Le 10 juin 2026, la cour d'appel de Paris a confirmé le renvoi d'Areva (devenu Orano) devant le tribunal correctionnel pour « blessures involontaires » après l'enlèvement de sept employés en septembre 2010 près de la mine d'Arlit, au Niger. Cette décision, qui survient seize ans après les faits, met en lumière les lacunes sécuritaires autour d'un site stratégique pour la filière nucléaire française. Elle intervient dans un contexte où la présence française au Sahel s'est considérablement réduite et où la menace djihadiste reste prégnante.

Infographie — Uranium · Niger

Une décision judiciaire longtemps attendue

La confirmation du procès par la chambre de l'instruction de la cour d'appel de Paris marque l'aboutissement d'une procédure complexe. Les juges reprochent à Areva d'avoir sous-estimé les alertes des services de renseignement français sur la menace d'Al-Qaïda au Maghreb islamique (AQMI) autour d'Arlit, dans le nord du Niger. Dans la nuit du 15 au 16 septembre 2010, un commando a enlevé cinq Français, un Togolais et un Malgache travaillant pour Areva et son sous-traitant Satom. Les otages ont été détenus pendant plus de trois ans dans le massif des Ifoghas, au Mali. Maître Olivier Morice, avocat de l'ex-otage Pierre Legrand, a salué une décision « satisfaisante » tout en regrettant les recours du parquet, qui ont retardé l'issue.

Les implications pour Orano et le secteur minier

Le renvoi d'Areva, devenu Orano en 2018, pose la question de la responsabilité des entreprises extractives dans la protection de leur personnel.
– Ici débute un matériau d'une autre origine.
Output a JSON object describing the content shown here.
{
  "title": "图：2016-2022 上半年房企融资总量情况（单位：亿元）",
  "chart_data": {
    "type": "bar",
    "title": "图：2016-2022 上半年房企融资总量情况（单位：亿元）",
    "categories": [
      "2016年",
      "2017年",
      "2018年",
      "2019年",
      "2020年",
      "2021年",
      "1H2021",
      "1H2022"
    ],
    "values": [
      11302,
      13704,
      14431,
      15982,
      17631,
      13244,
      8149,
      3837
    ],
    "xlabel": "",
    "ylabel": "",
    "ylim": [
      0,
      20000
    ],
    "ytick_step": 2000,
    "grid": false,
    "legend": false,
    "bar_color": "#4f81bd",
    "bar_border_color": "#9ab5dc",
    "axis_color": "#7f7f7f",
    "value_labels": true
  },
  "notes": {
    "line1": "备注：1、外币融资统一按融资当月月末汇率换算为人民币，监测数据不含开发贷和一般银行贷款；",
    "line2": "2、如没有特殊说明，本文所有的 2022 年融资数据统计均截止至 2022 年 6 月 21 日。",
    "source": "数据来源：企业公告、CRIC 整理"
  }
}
L'affaire Arlit a révélé une vulnérabilité opérationnelle majeure pour un site considéré comme stratégique pour la souveraineté énergétique française. Le Niger fournit historiquement une part importante de l'uranium utilisé par les centrales hexagonales. En 2026, alors que la transition énergétique relance l'intérêt pour le nucléaire, ce procès rappelle que l'exploitation minière dans la bande sahélo-saharienne comporte des risques sécuritaires élevés. Orano, qui a hérité des actifs et des contentieux d'Areva, devra répondre de manquements qui ont eu des conséquences humaines et financières considérables.

Un contexte sécuritaire toujours instable

Depuis 2010, la situation au Sahel s'est dégradée. La zone d'Agadez, où se trouve Arlit, reste le théâtre d'incursions de groupes armés. Le retrait des forces françaises (opération Barkhane) en 2022-2023 a laissé un vide sécuritaire partiellement comblé par les armées locales et des acteurs privés. L'affaire Arlit illustre les dilemmes des entreprises : comment concilier exploitation rentable et sécurité des expatriés dans des régions où l'État peine à contrôler son territoire ? Les notes internes et les alertes des renseignements, qui auraient été ignorées, sont au cœur du débat.

Dynamiques boursières et perception des investisseurs

Au-delà de l'aspect pénal, ce procès pourrait affecter l'image d'Orano sur les marchés financiers. Cotée à la Bourse de Paris depuis sa restructuration, l'entreprise doit rassurer sur sa capacité à gérer les risques dans ses sites africains. L'uranium nigérien représente une part non négligeable de son approvisionnement. Si la décision judiciaire ne remet pas en cause l'exploitation, elle souligne les fragilités juridiques auxquelles s'exposent les multinationales dans des environnements instables. Les investisseurs suivront de près les débats, qui pourraient influencer les primes de risque attribuées aux projets miniers sahéliens.

Une perspective régionale plus large

Ce procès s'inscrit dans une tendance plus large de judiciarisation des activités extractives en Afrique. Au Mali, au Burkina Faso, au Niger, les entreprises minières font face à des exigences accrues de transparence et de responsabilité. L'affaire Arlit, bien que française, a des résonances locales : elle alimente le discours sur la souveraineté nigérienne et la renégociation des contrats miniers. En 2026, Niamey a révisé ses codes minier et pétrolier pour accroître la part de l'État dans les ressources. Le procès d'Areva pourrait servir de précédent pour d'autres contentieux liés à la sécurité des travailleurs ou à l'impact environnemental.

Alors que le procès s'ouvre, il pose une question centrale : jusqu'où va la responsabilité des entreprises extractives dans des zones où la sécurité dépend de compromis entre rentabilité et protection des vies humaines ? L'affaire Arlit, seize ans après, devient un symbole des défis de l'exploitation minière dans un Sahel en mutation, où la mémoire des otages se mêle aux enjeux géopolitiques de l'uranium.